この時点で10万円以上の価格設定をしなければ、利益が出ません。無料と一緒です。
ただこの10万円の中には今後の維持コストなども含めており、11万円になった時点で純利益とします。
なので、後は11万円で価格設定すれば、1万円利益が出ますね。あら簡単。我ながら雑な……ゲフンゲフン。


最後に、自社製品への付加価値です。


上記したように11万円で良いかもしれません。
ですが、理想はもっと欲しい、というところではないでしょうか?
ならばその通り実行すべきです。自社が得るべき利益は同様に、お客様への還元になると考えるべきです。
何故なら良質なサービスを今後提供してもらえるだけで、お客様は喜びます。
そしてそのサービス継続のために利益を求めるのは企業として当然の事です。

ですから、今後の社内の目標や、戦略などと照らし合わせて、自信を持って提供できる価格にすべきです。
例えば、他社が同条件で11万円という価格設定をしていました。ならば、うちはもっと安く……ノーノー!
自社の強みをここでこそ出すべきです。

「いや、うちはあんなところよりも良いサービスだから。自信ある」

と思うのであれば、むしろ高く設定すべきです。
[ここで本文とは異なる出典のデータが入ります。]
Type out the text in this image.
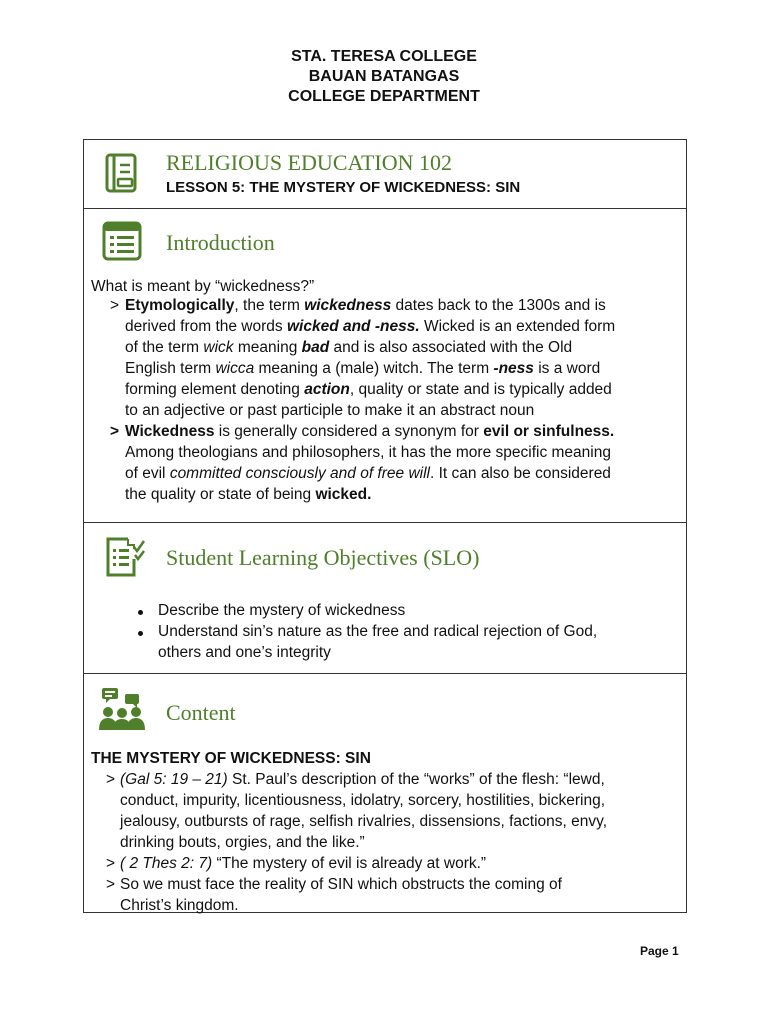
STA. TERESA COLLEGE
BAUAN BATANGAS
COLLEGE DEPARTMENT
RELIGIOUS EDUCATION 102
LESSON 5: THE MYSTERY OF WICKEDNESS: SIN
Introduction
What is meant by “wickedness?”
> Etymologically, the term wickedness dates back to the 1300s and is
derived from the words wicked and -ness. Wicked is an extended form
of the term wick meaning bad and is also associated with the Old
English term wicca meaning a (male) witch. The term -ness is a word
forming element denoting action, quality or state and is typically added
to an adjective or past participle to make it an abstract noun
> Wickedness is generally considered a synonym for evil or sinfulness.
Among theologians and philosophers, it has the more specific meaning
of evil committed consciously and of free will. It can also be considered
the quality or state of being wicked.
Student Learning Objectives (SLO)
Describe the mystery of wickedness
Understand sin’s nature as the free and radical rejection of God,
others and one’s integrity
Content
THE MYSTERY OF WICKEDNESS: SIN
> (Gal 5: 19 – 21) St. Paul’s description of the “works” of the flesh: “lewd,
conduct, impurity, licentiousness, idolatry, sorcery, hostilities, bickering,
jealousy, outbursts of rage, selfish rivalries, dissensions, factions, envy,
drinking bouts, orgies, and the like.”
> ( 2 Thes 2: 7) “The mystery of evil is already at work.”
> So we must face the reality of SIN which obstructs the coming of
Christ’s kingdom.
Page 1
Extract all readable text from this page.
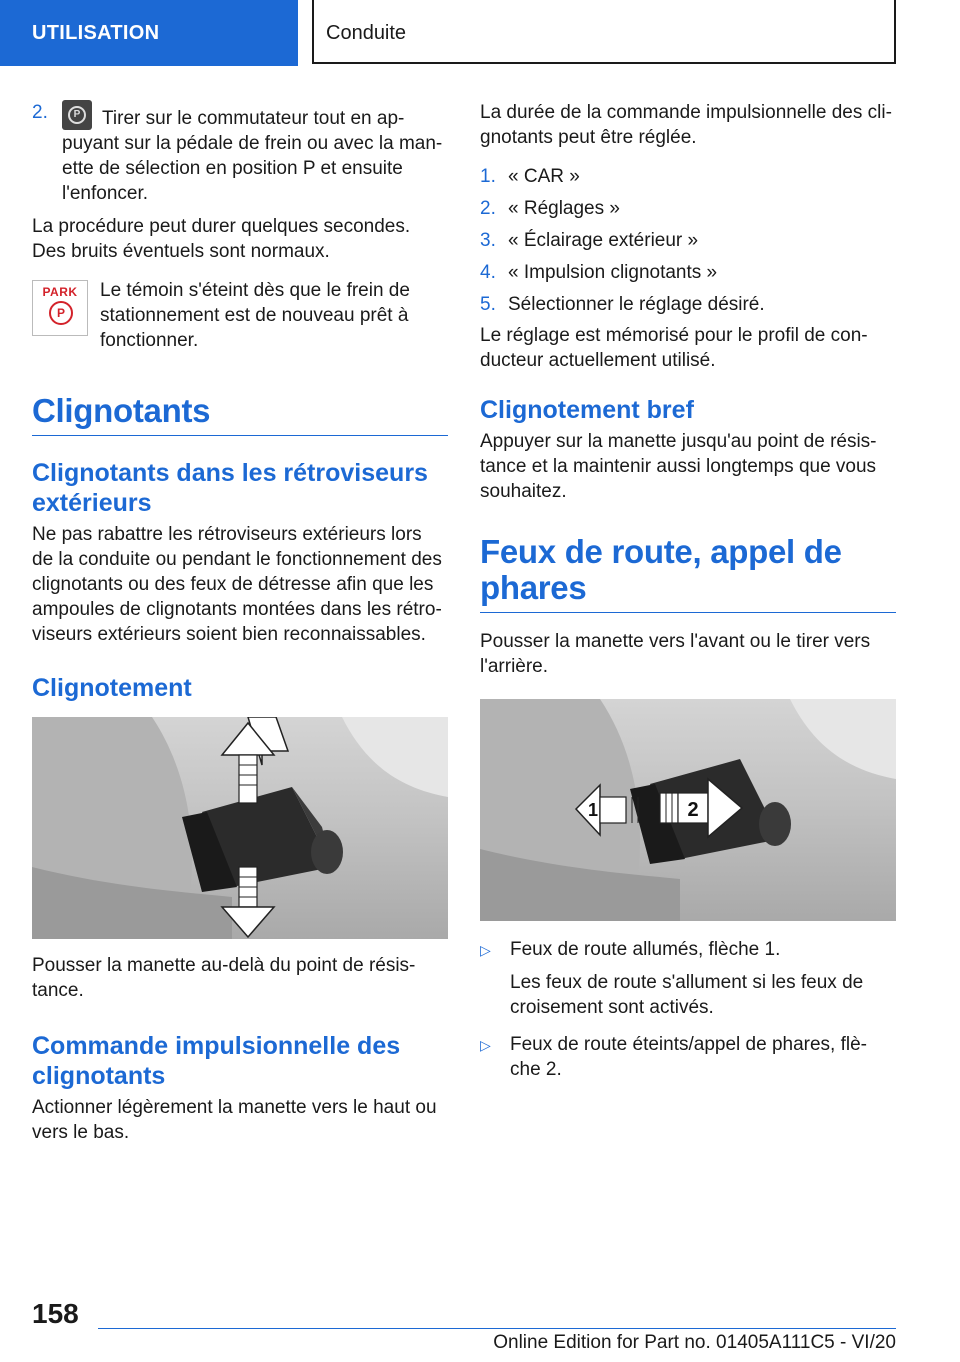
UTILISATION	Conduite

2.	P Tirer sur le commutateur tout en ap-puyant sur la pédale de frein ou avec la man-ette de sélection en position P et ensuite l'enfoncer.

La procédure peut durer quelques secondes. Des bruits éventuels sont normaux.

PARK
P

Le témoin s'éteint dès que le frein de stationnement est de nouveau prêt à fonctionner.

Clignotants
Clignotants dans les rétroviseurs extérieurs

Ne pas rabattre les rétroviseurs extérieurs lors de la conduite ou pendant le fonctionnement des clignotants ou des feux de détresse afin que les ampoules de clignotants montées dans les rétro-viseurs extérieurs soient bien reconnaissables.

Clignotement

Pousser la manette au-delà du point de résis-tance.

Commande impulsionnelle des clignotants

Actionner légèrement la manette vers le haut ou vers le bas.

La durée de la commande impulsionnelle des cli-gnotants peut être réglée.

1. « CAR »

2. « Réglages »

3. « Éclairage extérieur »

4. « Impulsion clignotants »

5. Sélectionner le réglage désiré.

Le réglage est mémorisé pour le profil de con-ducteur actuellement utilisé.

Clignotement bref

Appuyer sur la manette jusqu'au point de résis-tance et la maintenir aussi longtemps que vous souhaitez.

Feux de route, appel de phares

Pousser la manette vers l'avant ou le tirer vers l'arrière.

1	2

▷ Feux de route allumés, flèche 1.

Les feux de route s'allument si les feux de croisement sont activés.

▷ Feux de route éteints/appel de phares, flè-che 2.

158
Online Edition for Part no. 01405A111C5 - VI/20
12万円でも13万円でも。
相場というのはあまり当てになりませんから、相場よりも同じ商品を扱う競合を見て、そこよりも自社が優れていると判断できる要素があれば、そこよりは高く出来るな、と自信を持っても良いと思います。

ただ大手の場合は経済力を駆使して、やたら安くしてる場合もありますが、あれは上記の問い合わせと成約数が半端ないと考えてもらえたら多少、その理屈はわかるのではないでしょうか。大手にはブランドという信頼がありますから。
同じ費用でも、成約数が増えれば条件は変わりますからね。


さて。

かなり雑な設定手法の流れでしたが……。
シンプルに考えるのならば。

売上-費用=利益

ってこれだけなんですよね。
売上にかかった費用を引いたら、そりゃ利益ですよ。問題はその利益が「正しい」のか、という事です。
正しい、とは正義です。正義とは自らが設定し、策定するものです。他人に振り回されるのは正義ではない、と断じます。
他社の料金やセール商品、他社のサービスを見て、その情報に踊らされて中身も見ずに料金を設定するのはいけません。

自社の正義を貫き、正しい価格設定をしましょう。